Boxplot of Observations by Power Level
# Create a boxplot of Observations grouped by Power levels
boxplot(data$Observation ~ data$Power,
main = "Boxplot of Observations by Power Level", # Title of the boxplot
xlab = "Power (W)", # Label for the x-axis (Power levels)
ylab = "Observation", # Label for the y-axis (Observation)
col = "lightgreen", # Set the fill color of the boxplots to light green
border = "darkgreen") # Set the border color of the boxplots to dark green
From the boxplot, we can see that at 160W, the observations are
more tightly distributed around the lower range (530–575). At 180W, the
observations show a slightly wider range (565–610). At 200 W,
there is a noticeable increase in the spread of observations,
with a wider range (600–651). At 220 W, the observations are
again more spread out but tend to be in a higher range (685–725).

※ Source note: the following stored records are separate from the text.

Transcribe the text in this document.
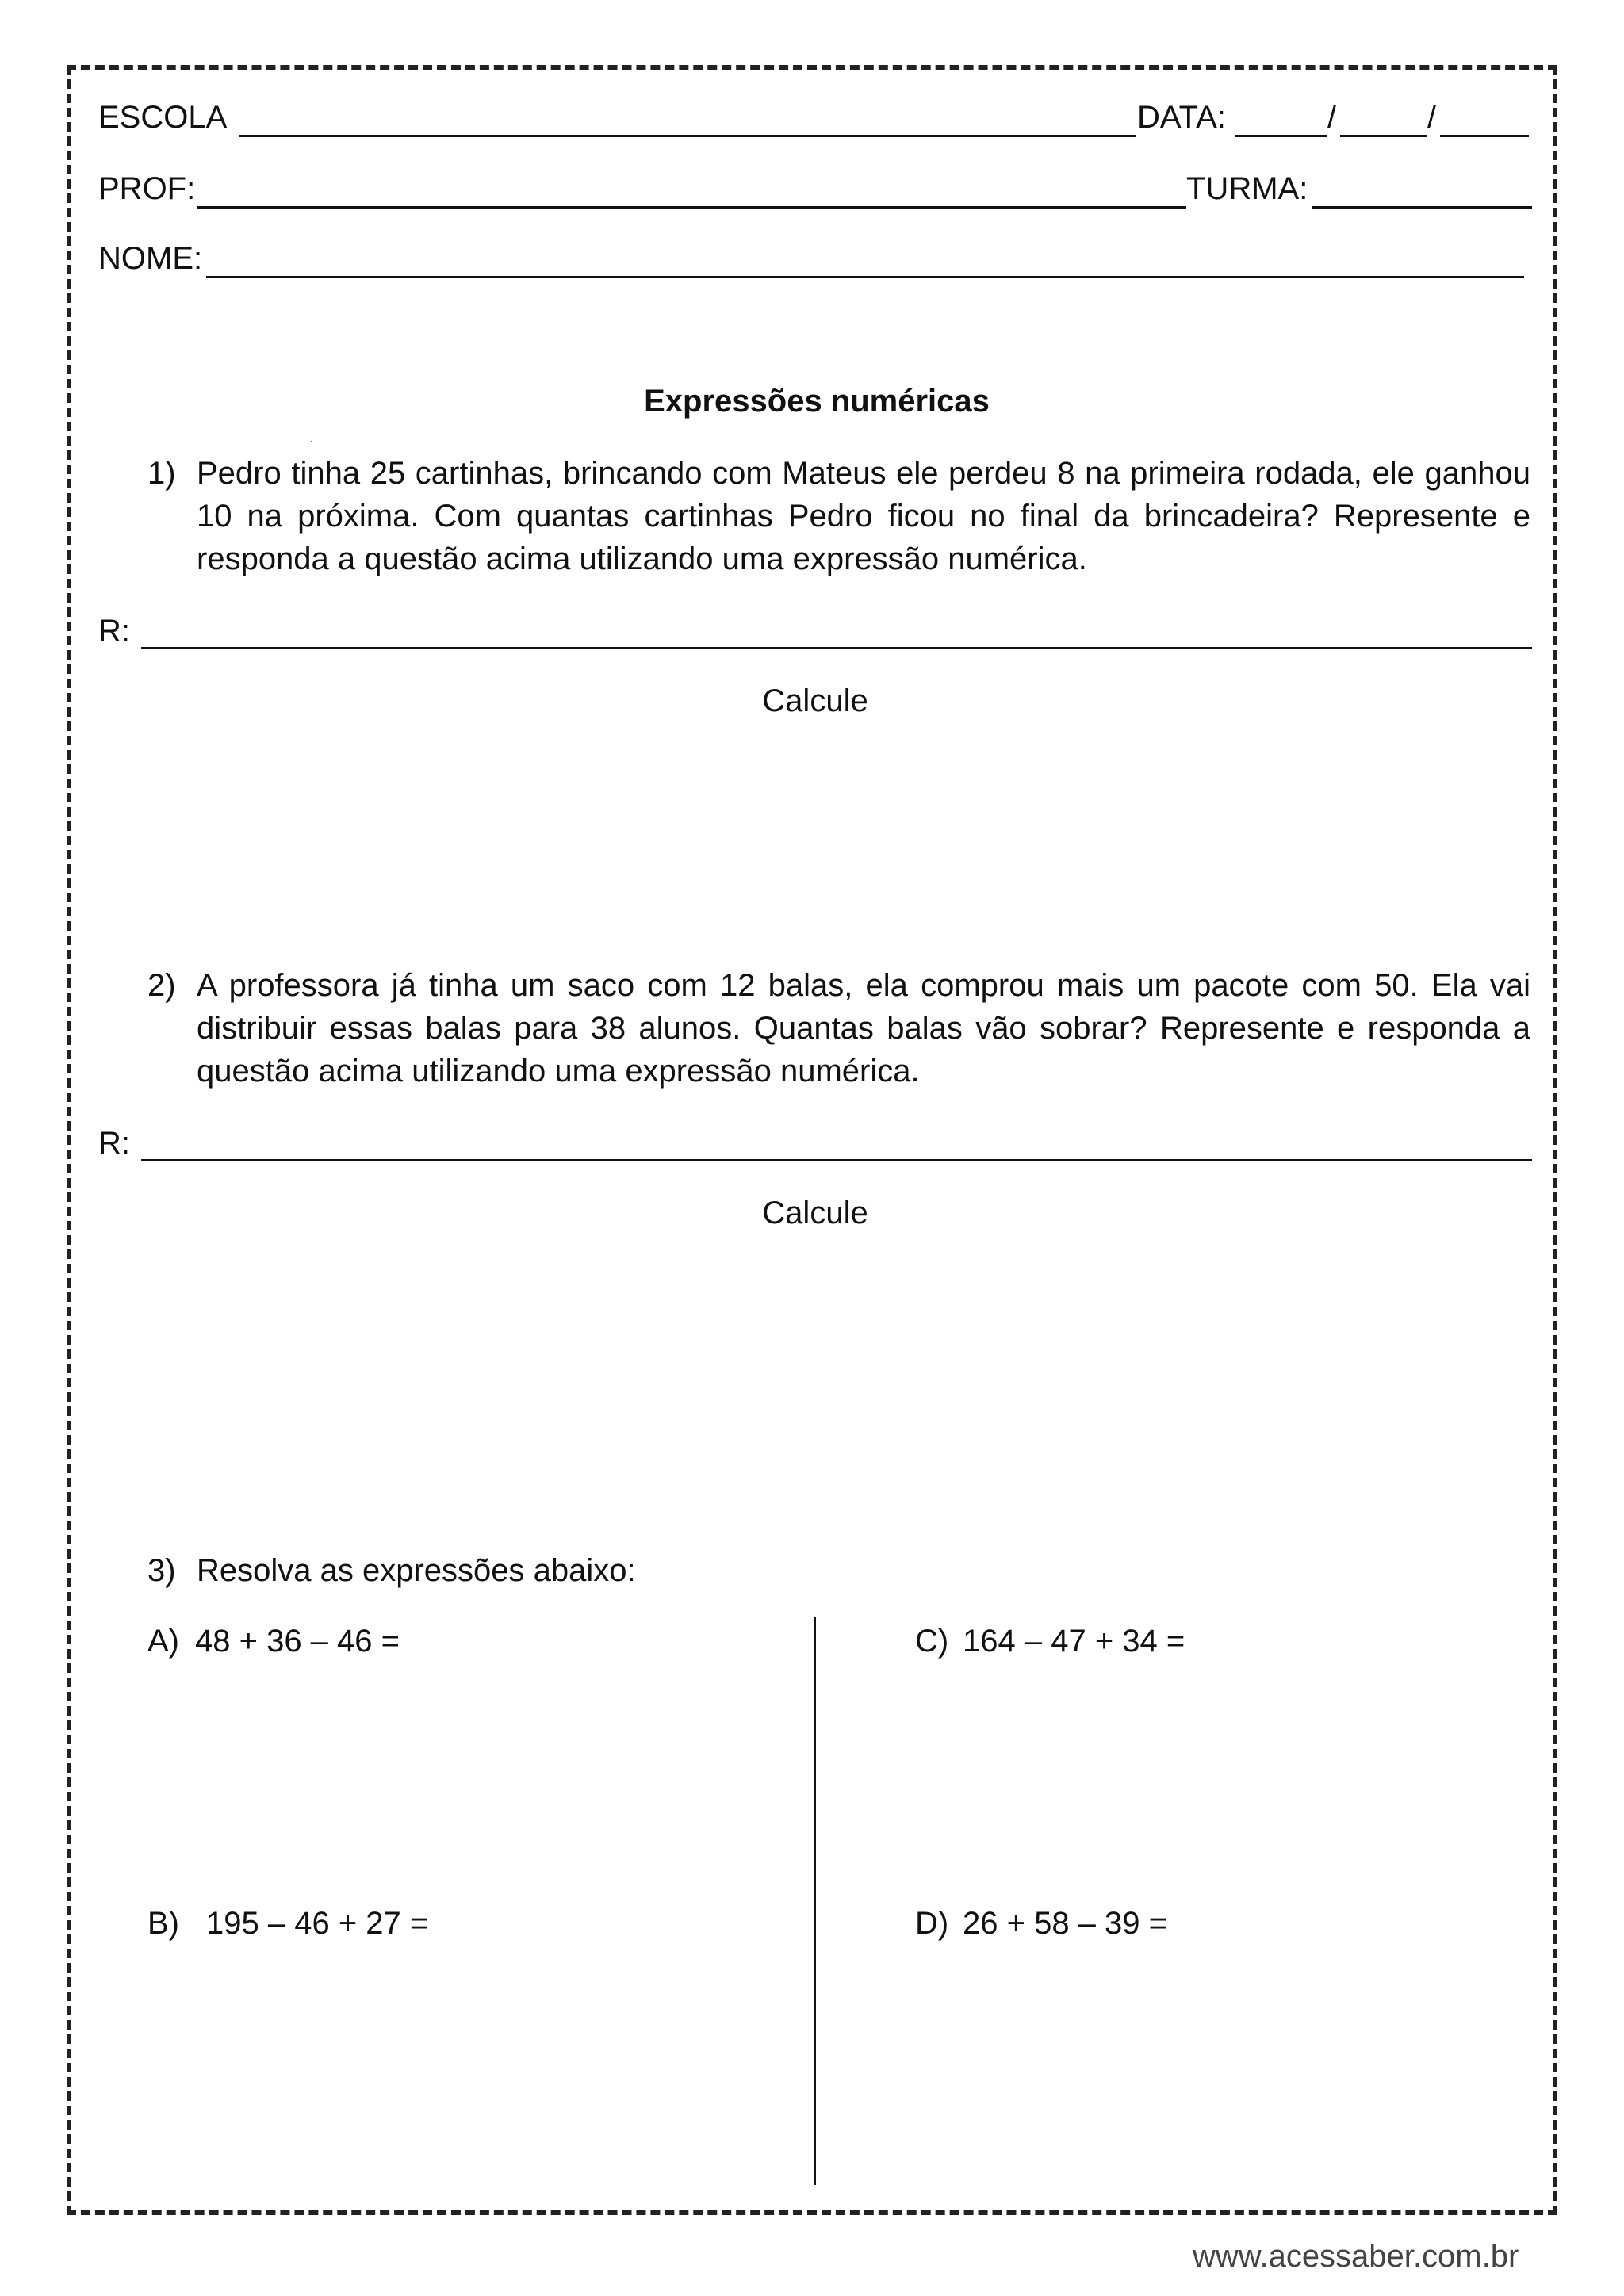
ESCOLA	DATA:	/	/
PROF:	TURMA:
NOME:
Expressões numéricas
1) Pedro tinha 25 cartinhas, brincando com Mateus ele perdeu 8 na primeira rodada, ele ganhou 10 na próxima. Com quantas cartinhas Pedro ficou no final da brincadeira? Represente e responda a questão acima utilizando uma expressão numérica.
R:
Calcule
2) A professora já tinha um saco com 12 balas, ela comprou mais um pacote com 50. Ela vai distribuir essas balas para 38 alunos. Quantas balas vão sobrar? Represente e responda a questão acima utilizando uma expressão numérica.
R:
Calcule
3) Resolva as expressões abaixo:
A) 48 + 36 – 46 =	C) 164 – 47 + 34 =
B) 195 – 46 + 27 =	D) 26 + 58 – 39 =
www.acessaber.com.br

Scatterplot of Power vs Observation:
# Plot a scatterplot of Power vs Observation
plot(data$Power, data$Observation,
main = "Scatterplot of Power vs Observation", # Title of the plot
xlab = "Power (W)", # Label for the x-axis (Power)

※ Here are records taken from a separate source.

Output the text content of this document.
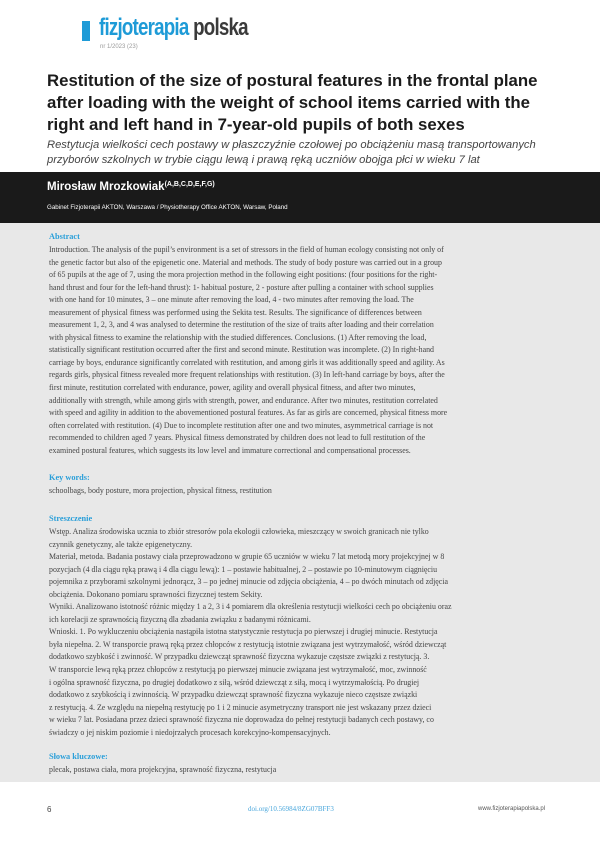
fizjoterapia polska
nr 1/2023 (23)
Restitution of the size of postural features in the frontal plane
after loading with the weight of school items carried with the
right and left hand in 7-year-old pupils of both sexes
Restytucja wielkości cech postawy w płaszczyźnie czołowej po obciążeniu masą transportowanych
przyborów szkolnych w trybie ciągu lewą i prawą ręką uczniów obojga płci w wieku 7 lat
Mirosław Mrozkowiak$^{(A,B,C,D,E,F,G)}$
Gabinet Fizjoterapii AKTON, Warszawa / Physiotherapy Office AKTON, Warsaw, Poland
Abstract
Introduction. The analysis of the pupil’s environment is a set of stressors in the field of human ecology consisting not only of
the genetic factor but also of the epigenetic one. Material and methods. The study of body posture was carried out in a group
of 65 pupils at the age of 7, using the mora projection method in the following eight positions: (four positions for the right-
hand thrust and four for the left-hand thrust): 1- habitual posture, 2 - posture after pulling a container with school supplies
with one hand for 10 minutes, 3 – one minute after removing the load, 4 - two minutes after removing the load. The
measurement of physical fitness was performed using the Sekita test. Results. The significance of differences between
measurement 1, 2, 3, and 4 was analysed to determine the restitution of the size of traits after loading and their correlation
with physical fitness to examine the relationship with the studied differences. Conclusions. (1) After removing the load,
statistically significant restitution occurred after the first and second minute. Restitution was incomplete. (2) In right-hand
carriage by boys, endurance significantly correlated with restitution, and among girls it was additionally speed and agility. As
regards girls, physical fitness revealed more frequent relationships with restitution. (3) In left-hand carriage by boys, after the
first minute, restitution correlated with endurance, power, agility and overall physical fitness, and after two minutes,
additionally with strength, while among girls with strength, power, and endurance. After two minutes, restitution correlated
with speed and agility in addition to the abovementioned postural features. As far as girls are concerned, physical fitness more
often correlated with restitution. (4) Due to incomplete restitution after one and two minutes, asymmetrical carriage is not
recommended to children aged 7 years. Physical fitness demonstrated by children does not lead to full restitution of the
examined postural features, which suggests its low level and immature correctional and compensational processes.
Key words:
schoolbags, body posture, mora projection, physical fitness, restitution
Streszczenie
Wstęp. Analiza środowiska ucznia to zbiór stresorów pola ekologii człowieka, mieszczący w swoich granicach nie tylko
czynnik genetyczny, ale także epigenetyczny.
Materiał, metoda. Badania postawy ciała przeprowadzono w grupie 65 uczniów w wieku 7 lat metodą mory projekcyjnej w 8
pozycjach (4 dla ciągu ręką prawą i 4 dla ciągu lewą): 1 – postawie habitualnej, 2 – postawie po 10-minutowym ciągnięciu
pojemnika z przyborami szkolnymi jednorącz, 3 – po jednej minucie od zdjęcia obciążenia, 4 – po dwóch minutach od zdjęcia
obciążenia. Dokonano pomiaru sprawności fizycznej testem Sekity.
Wyniki. Analizowano istotność różnic między 1 a 2, 3 i 4 pomiarem dla określenia restytucji wielkości cech po obciążeniu oraz
ich korelacji ze sprawnością fizyczną dla zbadania związku z badanymi różnicami.
Wnioski. 1. Po wykluczeniu obciążenia nastąpiła istotna statystycznie restytucja po pierwszej i drugiej minucie. Restytucja
była niepełna. 2. W transporcie prawą ręką przez chłopców z restytucją istotnie związana jest wytrzymałość, wśród dziewcząt
dodatkowo szybkość i zwinność. W przypadku dziewcząt sprawność fizyczna wykazuje częstsze związki z restytucją. 3.
W transporcie lewą ręką przez chłopców z restytucją po pierwszej minucie związana jest wytrzymałość, moc, zwinność
i ogólna sprawność fizyczna, po drugiej dodatkowo z siłą, wśród dziewcząt z siłą, mocą i wytrzymałością. Po drugiej
dodatkowo z szybkością i zwinnością. W przypadku dziewcząt sprawność fizyczna wykazuje nieco częstsze związki
z restytucją. 4. Ze względu na niepełną restytucję po 1 i 2 minucie asymetryczny transport nie jest wskazany przez dzieci
w wieku 7 lat. Posiadana przez dzieci sprawność fizyczna nie doprowadza do pełnej restytucji badanych cech postawy, co
świadczy o jej niskim poziomie i niedojrzałych procesach korekcyjno-kompensacyjnych.
Słowa kluczowe:
plecak, postawa ciała, mora projekcyjna, sprawność fizyczna, restytucja
6	doi.org/10.56984/8ZG07BFF3	www.fizjoterapiapolska.pl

ylab = "Observation", # Label for the y-axis (Observation)
pch = 19, # Use solid circles as the plotting symbol
col = "darkgreen") # Set the color of the points to dark green
# Add a regression line to the scatterplot
abline(lm(Observation ~ Power, data = data), # Fit a linear model (lm) to the data and add the regression line
col = "red") # Set the color of the regression line to red
The scatterplot indicates a positive relationship: as the power
increases, the observation also increases. A linear trend line
has been added to the scatterplot, showing that the relationship between
power and observation is approximately linear.
Conclusion:
Overall, the descriptive statistics suggest that as power increases, so does the central tendency of the observations. Also, the scatterplot line suggest a positive linear relationship between power and observation. Moreover, the boxplot indicates increasing variability in observations with higher power levels.